In the past, lapped cars amongst the leaders were waved through to allow the front-runners to take the restart in order although the rule was dropped ahead of the 2010 season.
It means that in the event of a caution period, lapped cars now take the restart mixed up with the rest of the field – a system which has proved to be unpopular with drivers fighting for position who find themselves trapped behind a lapped car when the race resumes.
Speaking ahead of the European Grand Prix on a range of issues, Whiting was quizzed about safety car regulations following recent incidents in Monaco and Canada, and he revealed that a rule where lapped cars would be put to the back of the field was being considered.

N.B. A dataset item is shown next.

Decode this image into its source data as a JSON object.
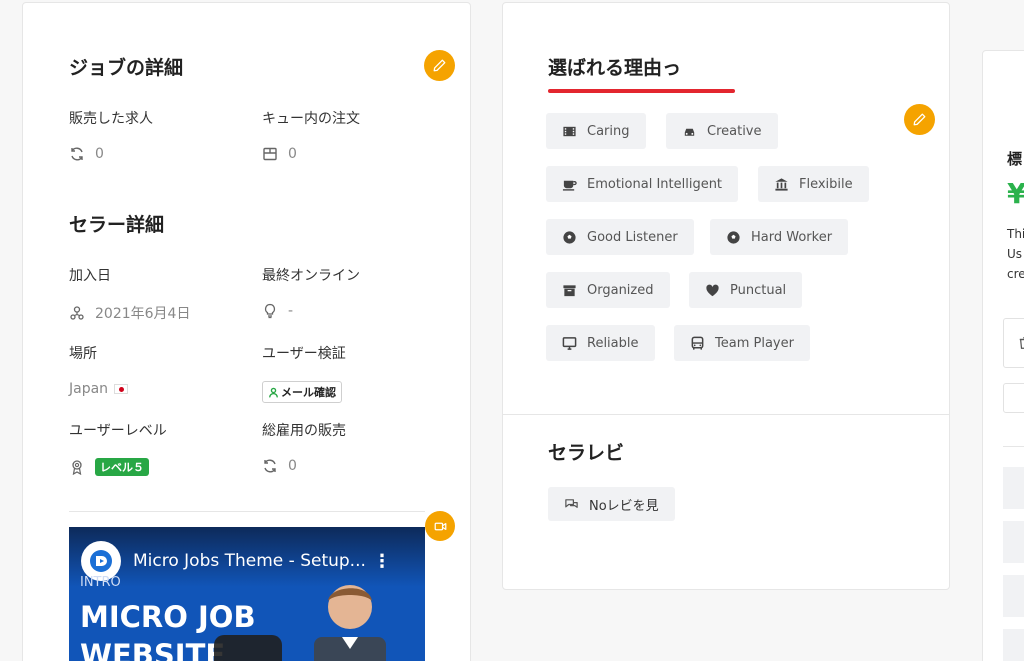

“It's on the agenda,” Whiting revealed. “We've attempted this before, as you know, but the procedure then was a bit complicated. I think there are simpler ways of doing it and we've discussed a few, but we haven't been able to agree on anything.
“I agree that when the restart comes you don't want lapped cars there as it dilutes the field.”

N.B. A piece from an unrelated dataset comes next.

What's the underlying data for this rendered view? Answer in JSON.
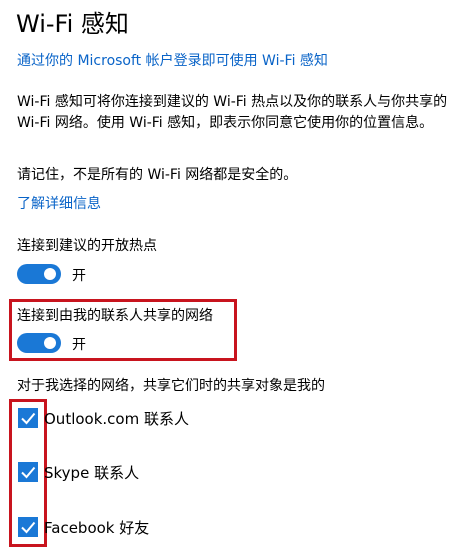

Whiting also defended the decision to suspend the Canadian race due to adverse weather conditions although he admitted that there were things to consider on the back of the Montreal event – which eventually came to a finish some four hours after the lights had gone out for the start.
“The decisions that needed to be taken weren't particularly hard,” he said. “When it rained it was quite clear we needed to stop the race.
“I think there are two things we've learned from suspending a race this year. One is we need to discuss with the teams whether or not working on cars should be allowed and whether a change of tyres should be allowed during a [race] suspension.
“Also - and I never would have thought it - we maybe need to think about a maximum time for the race. At the moment, as you know, the time for any suspension is added onto the two hours [maximum race time], that's why we ran for four hours and four minutes. We're going to discuss that with the teams.
“I think the procedures worked perfectly well. Unfortunately, quite a few spectators left. I don't know what happened with television broadcasts, that must have been quite difficult for TV companies, to know when to cut to something else and how long it was going to be. It would be nice to have been able to say during the suspension how long it might be, but it was almost impossible to say, because apart from knowing when the rain was likely to stop there was the problem of clearing up water on the track, which was quite serious. I think the guys that did hang around got a good show.”